Depois de dias de festas, consumo de álcool, pouca hidratação e sono irregular, é comum que a quarta-feira de Cinzas comece com dor de cabeça, enjoo, tontura, boca seca e cansaço intenso. A chamada ressaca alcoólica, porém, não é apenas desconforto passageiro: trata-se de um conjunto de reações fisiológicas provocadas pelo organismo após a metabolização do álcool.
“A ressaca alcoólica é definida, sob o aspecto farmacológico e fisiológico, como um conjunto de sinais e sintomas resultantes dos efeitos tóxicos do etanol e de seus metabólitos”, afirma Denise Basílio, coordenadora do curso de Farmácia da Universidade Estácio de Sá. Segundo ela, mesmo quando a concentração de álcool no sangue já diminuiu, o corpo continua enfrentando alterações metabólicas e inflamatórias.
Por que a ressaca acontece
O principal responsável pelos sintomas é o acetaldeído, substância produzida no fígado durante a metabolização do álcool. O etanol é transformado pela enzima álcool desidrogenase, dando origem a esse composto considerado altamente reativo e tóxico.
“Esse metabólito está amplamente associado a manifestações como náuseas, cefaleia, rubor e mal-estar geral”, explica Denise.
Além da ação direta do acetaldeído, o consumo de álcool desencadeia respostas inflamatórias no organismo. De acordo com a especialista, há ativação de vias inflamatórias sistêmicas, com aumento de citocinas pró-inflamatórias, o que ajuda a explicar sintomas como fadiga, dores musculares e maior sensibilidade à luz e ao som.

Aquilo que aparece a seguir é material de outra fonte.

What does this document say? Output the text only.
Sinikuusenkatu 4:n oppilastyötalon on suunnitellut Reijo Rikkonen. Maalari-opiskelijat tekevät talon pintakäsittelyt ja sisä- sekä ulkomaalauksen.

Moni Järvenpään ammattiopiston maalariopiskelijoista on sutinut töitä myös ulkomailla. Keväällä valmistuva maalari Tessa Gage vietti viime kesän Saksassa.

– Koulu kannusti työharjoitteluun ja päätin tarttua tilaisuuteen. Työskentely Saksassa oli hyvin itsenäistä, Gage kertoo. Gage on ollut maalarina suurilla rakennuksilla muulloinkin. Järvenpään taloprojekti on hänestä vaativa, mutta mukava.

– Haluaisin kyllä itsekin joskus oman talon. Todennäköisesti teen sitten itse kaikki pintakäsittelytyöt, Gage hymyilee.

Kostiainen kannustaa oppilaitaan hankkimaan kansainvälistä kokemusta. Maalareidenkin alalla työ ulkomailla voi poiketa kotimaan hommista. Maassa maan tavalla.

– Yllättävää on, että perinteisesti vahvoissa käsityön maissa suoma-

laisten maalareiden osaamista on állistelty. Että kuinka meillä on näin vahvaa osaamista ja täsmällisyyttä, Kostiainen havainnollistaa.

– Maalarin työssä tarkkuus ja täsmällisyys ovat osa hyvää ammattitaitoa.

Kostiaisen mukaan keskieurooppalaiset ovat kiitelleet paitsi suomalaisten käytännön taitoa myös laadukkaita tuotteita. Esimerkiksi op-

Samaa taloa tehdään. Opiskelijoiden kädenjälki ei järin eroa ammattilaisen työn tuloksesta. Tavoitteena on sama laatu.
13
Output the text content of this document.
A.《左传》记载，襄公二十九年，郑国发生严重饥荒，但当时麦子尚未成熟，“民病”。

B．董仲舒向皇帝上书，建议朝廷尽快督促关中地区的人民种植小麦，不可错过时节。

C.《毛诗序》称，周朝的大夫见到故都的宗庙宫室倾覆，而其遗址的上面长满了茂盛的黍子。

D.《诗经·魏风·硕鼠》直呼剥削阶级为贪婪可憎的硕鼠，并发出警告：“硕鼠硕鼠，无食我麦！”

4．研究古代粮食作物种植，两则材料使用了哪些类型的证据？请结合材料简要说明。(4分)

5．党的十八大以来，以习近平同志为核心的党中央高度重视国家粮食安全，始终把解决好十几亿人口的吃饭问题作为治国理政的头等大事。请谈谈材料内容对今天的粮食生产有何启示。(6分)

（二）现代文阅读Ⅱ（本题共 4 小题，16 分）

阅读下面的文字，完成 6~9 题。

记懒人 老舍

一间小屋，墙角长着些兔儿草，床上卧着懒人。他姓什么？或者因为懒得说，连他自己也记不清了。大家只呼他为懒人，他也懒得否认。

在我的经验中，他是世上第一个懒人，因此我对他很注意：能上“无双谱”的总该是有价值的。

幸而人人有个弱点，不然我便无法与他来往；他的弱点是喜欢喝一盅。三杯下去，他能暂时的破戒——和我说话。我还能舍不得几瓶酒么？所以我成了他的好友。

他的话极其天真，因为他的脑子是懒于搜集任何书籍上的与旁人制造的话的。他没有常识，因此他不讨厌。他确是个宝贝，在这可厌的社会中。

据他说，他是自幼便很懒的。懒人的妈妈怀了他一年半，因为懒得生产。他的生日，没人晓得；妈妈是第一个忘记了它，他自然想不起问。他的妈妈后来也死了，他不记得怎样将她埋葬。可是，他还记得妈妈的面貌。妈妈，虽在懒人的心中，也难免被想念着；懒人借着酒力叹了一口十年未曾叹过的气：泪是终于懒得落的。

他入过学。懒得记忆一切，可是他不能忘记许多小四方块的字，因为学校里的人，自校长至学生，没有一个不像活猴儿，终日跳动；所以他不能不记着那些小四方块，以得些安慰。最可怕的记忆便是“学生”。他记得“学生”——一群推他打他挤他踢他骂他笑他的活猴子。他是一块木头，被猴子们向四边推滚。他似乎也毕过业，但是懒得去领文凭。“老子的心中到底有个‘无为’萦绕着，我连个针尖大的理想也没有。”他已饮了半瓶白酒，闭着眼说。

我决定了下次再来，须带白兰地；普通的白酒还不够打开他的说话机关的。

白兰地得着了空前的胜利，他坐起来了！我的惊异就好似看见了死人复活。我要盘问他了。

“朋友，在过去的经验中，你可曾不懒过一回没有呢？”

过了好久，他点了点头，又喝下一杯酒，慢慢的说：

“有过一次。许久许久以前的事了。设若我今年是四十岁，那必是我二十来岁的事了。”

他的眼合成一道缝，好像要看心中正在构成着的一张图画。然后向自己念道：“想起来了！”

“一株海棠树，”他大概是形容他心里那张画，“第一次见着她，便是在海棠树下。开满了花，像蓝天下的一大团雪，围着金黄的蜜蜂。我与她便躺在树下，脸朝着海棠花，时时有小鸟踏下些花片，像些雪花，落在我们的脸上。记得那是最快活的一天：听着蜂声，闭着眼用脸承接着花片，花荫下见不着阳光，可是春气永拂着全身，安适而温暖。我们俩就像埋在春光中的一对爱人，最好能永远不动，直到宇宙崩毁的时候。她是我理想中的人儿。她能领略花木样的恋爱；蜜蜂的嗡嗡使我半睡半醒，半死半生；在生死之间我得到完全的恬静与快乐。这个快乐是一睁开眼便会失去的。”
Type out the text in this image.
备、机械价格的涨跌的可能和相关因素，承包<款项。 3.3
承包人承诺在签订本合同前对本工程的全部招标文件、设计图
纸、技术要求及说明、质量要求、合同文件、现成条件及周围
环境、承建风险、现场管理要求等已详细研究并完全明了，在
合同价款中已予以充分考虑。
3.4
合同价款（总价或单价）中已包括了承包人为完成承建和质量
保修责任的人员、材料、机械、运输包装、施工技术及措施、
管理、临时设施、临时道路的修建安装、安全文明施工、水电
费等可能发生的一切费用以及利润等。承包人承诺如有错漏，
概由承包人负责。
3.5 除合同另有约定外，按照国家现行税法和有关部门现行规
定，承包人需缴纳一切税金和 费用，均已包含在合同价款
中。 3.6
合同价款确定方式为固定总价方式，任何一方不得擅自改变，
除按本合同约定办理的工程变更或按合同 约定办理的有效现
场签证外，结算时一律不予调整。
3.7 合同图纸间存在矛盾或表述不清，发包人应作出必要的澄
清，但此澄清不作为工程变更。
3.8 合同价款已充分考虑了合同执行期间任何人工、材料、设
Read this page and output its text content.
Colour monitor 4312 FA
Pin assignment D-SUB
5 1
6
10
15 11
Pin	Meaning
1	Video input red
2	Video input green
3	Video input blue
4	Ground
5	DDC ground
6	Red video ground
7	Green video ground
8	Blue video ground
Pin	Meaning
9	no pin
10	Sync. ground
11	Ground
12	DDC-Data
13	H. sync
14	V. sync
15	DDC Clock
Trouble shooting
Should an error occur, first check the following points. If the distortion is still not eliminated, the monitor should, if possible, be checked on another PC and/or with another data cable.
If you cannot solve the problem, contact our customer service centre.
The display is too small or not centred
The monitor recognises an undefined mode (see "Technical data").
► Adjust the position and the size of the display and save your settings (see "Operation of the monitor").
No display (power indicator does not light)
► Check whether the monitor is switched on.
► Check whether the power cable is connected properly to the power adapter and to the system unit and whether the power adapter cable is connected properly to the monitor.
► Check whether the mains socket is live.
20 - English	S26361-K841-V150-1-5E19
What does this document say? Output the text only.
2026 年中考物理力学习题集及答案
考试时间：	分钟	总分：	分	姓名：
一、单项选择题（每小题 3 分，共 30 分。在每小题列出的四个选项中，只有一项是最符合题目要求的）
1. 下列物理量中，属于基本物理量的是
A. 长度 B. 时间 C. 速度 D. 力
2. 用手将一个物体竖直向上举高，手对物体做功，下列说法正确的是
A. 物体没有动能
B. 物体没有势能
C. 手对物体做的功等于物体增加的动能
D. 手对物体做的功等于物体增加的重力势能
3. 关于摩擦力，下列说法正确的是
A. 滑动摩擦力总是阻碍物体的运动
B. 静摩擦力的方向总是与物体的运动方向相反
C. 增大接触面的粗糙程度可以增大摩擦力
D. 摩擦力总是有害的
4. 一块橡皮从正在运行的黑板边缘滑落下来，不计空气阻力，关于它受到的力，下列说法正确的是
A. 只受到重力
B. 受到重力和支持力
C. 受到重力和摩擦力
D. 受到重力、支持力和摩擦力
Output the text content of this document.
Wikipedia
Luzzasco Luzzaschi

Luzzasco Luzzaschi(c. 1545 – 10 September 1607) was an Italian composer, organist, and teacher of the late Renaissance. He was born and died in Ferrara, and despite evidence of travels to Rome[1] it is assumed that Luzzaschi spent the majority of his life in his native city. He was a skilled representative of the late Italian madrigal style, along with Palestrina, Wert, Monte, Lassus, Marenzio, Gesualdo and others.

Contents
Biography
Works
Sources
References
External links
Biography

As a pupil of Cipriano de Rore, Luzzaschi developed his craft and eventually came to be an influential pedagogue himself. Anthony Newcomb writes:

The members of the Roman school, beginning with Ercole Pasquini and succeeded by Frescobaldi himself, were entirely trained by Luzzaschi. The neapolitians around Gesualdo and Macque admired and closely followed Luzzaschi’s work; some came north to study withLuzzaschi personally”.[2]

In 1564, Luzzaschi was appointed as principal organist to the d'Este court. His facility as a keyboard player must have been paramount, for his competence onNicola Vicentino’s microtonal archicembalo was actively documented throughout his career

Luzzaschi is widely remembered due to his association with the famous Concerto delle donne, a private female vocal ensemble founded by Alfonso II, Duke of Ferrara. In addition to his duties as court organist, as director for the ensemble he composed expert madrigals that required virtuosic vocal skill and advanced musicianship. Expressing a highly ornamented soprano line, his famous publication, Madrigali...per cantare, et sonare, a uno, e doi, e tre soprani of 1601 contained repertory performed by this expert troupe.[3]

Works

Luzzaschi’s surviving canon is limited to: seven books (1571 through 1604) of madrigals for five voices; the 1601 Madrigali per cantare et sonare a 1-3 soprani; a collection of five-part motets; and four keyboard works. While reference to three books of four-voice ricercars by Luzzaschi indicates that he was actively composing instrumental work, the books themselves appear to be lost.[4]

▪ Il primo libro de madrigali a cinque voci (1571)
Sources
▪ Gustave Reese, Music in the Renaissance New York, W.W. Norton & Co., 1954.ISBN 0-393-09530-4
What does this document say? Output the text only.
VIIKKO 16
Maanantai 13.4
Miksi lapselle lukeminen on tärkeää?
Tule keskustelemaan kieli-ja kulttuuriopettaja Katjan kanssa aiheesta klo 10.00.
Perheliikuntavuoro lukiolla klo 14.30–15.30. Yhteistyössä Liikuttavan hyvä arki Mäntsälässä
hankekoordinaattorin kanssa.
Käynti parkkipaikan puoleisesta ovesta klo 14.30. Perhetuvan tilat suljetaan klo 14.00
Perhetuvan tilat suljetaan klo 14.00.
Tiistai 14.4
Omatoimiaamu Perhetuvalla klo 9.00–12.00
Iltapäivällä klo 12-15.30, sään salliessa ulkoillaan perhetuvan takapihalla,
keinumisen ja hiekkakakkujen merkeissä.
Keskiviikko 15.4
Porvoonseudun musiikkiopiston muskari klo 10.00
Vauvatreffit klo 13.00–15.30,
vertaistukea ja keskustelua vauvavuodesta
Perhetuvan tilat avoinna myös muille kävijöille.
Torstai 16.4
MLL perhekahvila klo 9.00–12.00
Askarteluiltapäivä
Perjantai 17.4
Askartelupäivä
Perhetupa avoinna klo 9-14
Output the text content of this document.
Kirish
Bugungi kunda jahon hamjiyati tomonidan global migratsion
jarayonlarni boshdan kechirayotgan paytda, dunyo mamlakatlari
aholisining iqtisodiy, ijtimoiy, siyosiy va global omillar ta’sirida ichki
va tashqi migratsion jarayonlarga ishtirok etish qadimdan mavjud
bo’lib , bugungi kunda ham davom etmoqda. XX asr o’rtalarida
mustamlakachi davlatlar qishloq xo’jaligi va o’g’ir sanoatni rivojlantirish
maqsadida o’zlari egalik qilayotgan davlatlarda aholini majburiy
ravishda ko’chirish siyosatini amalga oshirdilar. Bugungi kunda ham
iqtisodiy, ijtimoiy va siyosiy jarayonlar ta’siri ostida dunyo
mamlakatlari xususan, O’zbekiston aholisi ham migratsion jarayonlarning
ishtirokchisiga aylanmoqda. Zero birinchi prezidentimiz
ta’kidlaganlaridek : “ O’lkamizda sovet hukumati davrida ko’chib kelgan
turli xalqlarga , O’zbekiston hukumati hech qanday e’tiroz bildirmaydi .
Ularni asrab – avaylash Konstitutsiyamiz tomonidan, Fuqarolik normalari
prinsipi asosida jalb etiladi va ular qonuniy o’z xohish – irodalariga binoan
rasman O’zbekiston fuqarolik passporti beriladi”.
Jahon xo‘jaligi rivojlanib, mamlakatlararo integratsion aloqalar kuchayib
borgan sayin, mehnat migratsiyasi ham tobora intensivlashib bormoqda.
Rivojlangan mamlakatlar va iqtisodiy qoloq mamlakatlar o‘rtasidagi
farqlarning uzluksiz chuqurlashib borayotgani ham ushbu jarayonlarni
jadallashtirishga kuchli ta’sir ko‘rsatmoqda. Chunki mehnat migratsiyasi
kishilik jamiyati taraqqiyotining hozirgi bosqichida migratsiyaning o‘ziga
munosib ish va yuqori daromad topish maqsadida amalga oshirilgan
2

A desidratação também é um fator central. O álcool tem efeito diurético, aumentando a eliminação de líquidos e eletrólitos. “Isso provoca perda de água e sais minerais, contribuindo para dor de cabeça, tontura, boca seca e fraqueza”, diz.
Já o enjoo e a dor abdominal costumam estar relacionados à irritação da mucosa gástrica e ao aumento da secreção ácida no estômago. No sistema nervoso central, a vasodilatação cerebral e a inflamação neurovascular explicam a cefaleia pulsátil e a hipersensibilidade sensorial.
Outro agravante é o impacto sobre o sono. O álcool reduz a qualidade do sono REM, fase essencial para a consolidação da memória e a recuperação mental. “Quando esse ciclo é prejudicado, a pessoa pode acordar mais cansada e irritada, mesmo após várias horas de sono”, afirma.
O que fazer para melhorar
Não há cura imediata para a ressaca. Segundo ela, a recuperação baseia-se em medidas de suporte.
A principal recomendação é a hidratação. A ingestão de água, preferencialmente associada a soluções com eletrólitos, ajuda a repor perdas e reduzir sintomas. Alimentação leve, especialmente com carboidratos, pode auxiliar na recuperação energética. O repouso também é indicado, para que o organismo se restabeleça do estresse metabólico.
O que evitar
A tentativa de aliviar rapidamente os sintomas por meio de automedicação pode trazer riscos. O uso de paracetamol após ingestão de álcool exige cautela, já que a combinação pode aumentar o risco de lesão hepática.
Anti-inflamatórios não esteroides também devem ser usados com cuidado, pois podem agravar a irritação gástrica e elevar o risco de complicações renais. Medicamentos depressores do sistema nervoso central, como benzodiazepínicos, não devem ser associados ao álcool devido ao risco de depressão respiratória e sedação excessiva.
“A abordagem mais segura consiste em garantir hidratação, alimentação adequada, ambiente tranquilo e descanso. O uso de medicamentos deve ser reservado para situações necessárias e, de preferência, com orientação profissional”, afirma.
A especialista ressalta ainda que alguns sintomas não são compatíveis com uma ressaca comum e exigem avaliação médica. Entre eles estão vômitos persistentes, confusão mental, dor abdominal intensa, sonolência excessiva, convulsões e icterícia.
Como prevenir
Para reduzir as chances de ressaca, a orientação é evitar beber em jejum, alternar o consumo de álcool com água, alimentar-se adequadamente e respeitar os próprios limites.
Denise também alerta para práticas populares sem respaldo científico, como o uso preventivo de medicamentos ou a mistura de bebidas alcoólicas com energéticos. “Essas combinações podem aumentar os riscos à saúde e não há evidências de que previnam a ressaca”, afirma.
A recomendação final é moderação. Embora a ressaca seja comum após períodos de festa, ela é um sinal de que o organismo foi exposto a níveis de álcool que ultrapassaram sua capacidade de metabolização sem efeitos adversos.